For multi-sport athletes such as triathletes, the initial prescription remains the same: 4-6 regular Crossfit WOD’s per week. From there we will add a maximum of 2 CFE WOD’s per discipline. That is potentially 12 WOD’s in a single week, so we’ll need to carefully monitor your progress, and reduce volume if the symptoms of overtraining appear.

But why does CFE work? For a few reasons: the first is by increasing your lactate threshold. By training at higher intensities your body can draw on lactate as an energy source. Lance Armstrong has incorporated this for years by intentionally training at higher intensity in order to increase his power output before he hits that lactate threshold. He pedals at a much higher cadence then most cyclists in order to ride at his most efficient, but he can only do this because he has extended his ability to work in this high output zone.

Second; short, intense workouts are more effective to guard against fatigue reduction. By continually running or riding more miles, your body builds up a chronic fatigue that is hard to recover from. Traditional endurance training focuses mainly on long-slow distance (LSD) training. This high-mileage approach wears on your joints and connective tissue, and without adequate rest will put your body at risk of injury.

Finally, much of the CFE methodology has to do with training energy pathways.
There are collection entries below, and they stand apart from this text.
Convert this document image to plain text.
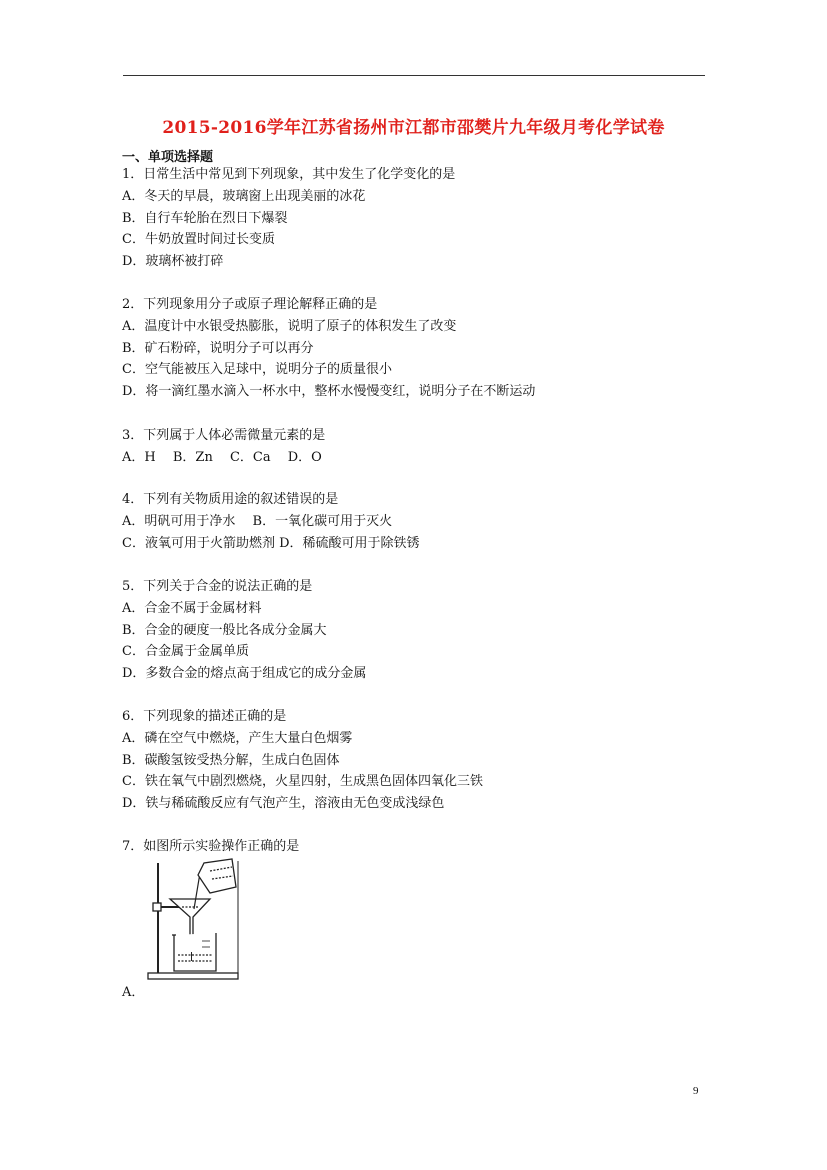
2015-2016学年江苏省扬州市江都市邵樊片九年级月考化学试卷
一、单项选择题
1．日常生活中常见到下列现象，其中发生了化学变化的是
A．冬天的早晨，玻璃窗上出现美丽的冰花
B．自行车轮胎在烈日下爆裂
C．牛奶放置时间过长变质
D．玻璃杯被打碎
2．下列现象用分子或原子理论解释正确的是
A．温度计中水银受热膨胀，说明了原子的体积发生了改变
B．矿石粉碎，说明分子可以再分
C．空气能被压入足球中，说明分子的质量很小
D．将一滴红墨水滴入一杯水中，整杯水慢慢变红，说明分子在不断运动
3．下列属于人体必需微量元素的是
A．H　 B．Zn　 C．Ca　 D．O
4．下列有关物质用途的叙述错误的是
A．明矾可用于净水　 B．一氧化碳可用于灭火
C．液氧可用于火箭助燃剂 D．稀硫酸可用于除铁锈
5．下列关于合金的说法正确的是
A．合金不属于金属材料
B．合金的硬度一般比各成分金属大
C．合金属于金属单质
D．多数合金的熔点高于组成它的成分金属
6．下列现象的描述正确的是
A．磷在空气中燃烧，产生大量白色烟雾
B．碳酸氢铵受热分解，生成白色固体
C．铁在氧气中剧烈燃烧，火星四射，生成黑色固体四氧化三铁
D．铁与稀硫酸反应有气泡产生，溶液由无色变成浅绿色
7．如图所示实验操作正确的是
A．
9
I will not rehash that information, since it was covered a few weeks ago (see “Energy Pathways and Performance under our “Articles” tab), but needless to say you are doing an “aerobic” workout as soon as you start huffing air on any workout. Is there really any doubt that your cardiovascular system is getting taxed during “Fran” or “Helen?” I don’t think so. But, that is a distinction people have a hard time making: most athletes feel they must separate their “cardio” from other forms of exercise. That simply is not the case- the burning of your lungs during Crossfit is Cardio!

Just as most people that first try Crossfit are skeptical that a 10-20 minute workout can accomplish their fitness goals, even more people cannot fathom that they can become good endurance athletes without training 25-30 hours a week. So, as we start to flesh out our training plan to best assist our endurance athletes, please feel free to ask the questions you have. I know for many of you, resistance will accompany curiosity- that’s okay. We look forward to the challenge of making you better!

{ 3 comments }

Christine January 13, 2010 at 9:58 pm

Will the supplemental CFE training sessions be done at the gym, or simply prescribed on a separate website for the trainee to do on their own time as before? If the former is the case, will there be a separate class schedule for CFE?

JS January 14, 2010 at 11:43 am

CFE rocks and definately something to look at if you are a Triathlete or Runner, Rower, Cyclist of any kind. I added this into my regiment to train for the Monument 10K and set a new PR. Also added them in while I was rowing and rocked some people in the regatta!

Also, check out this article:
http://www.gotrimax.com/TriMaxBmac.htm It’s an interview with the guy who started CFE

John Huston January 14, 2010 at 4:46 pm

Christine we will be starting to run two CFE classes per week in March. If the interest is there, we will increase that amount.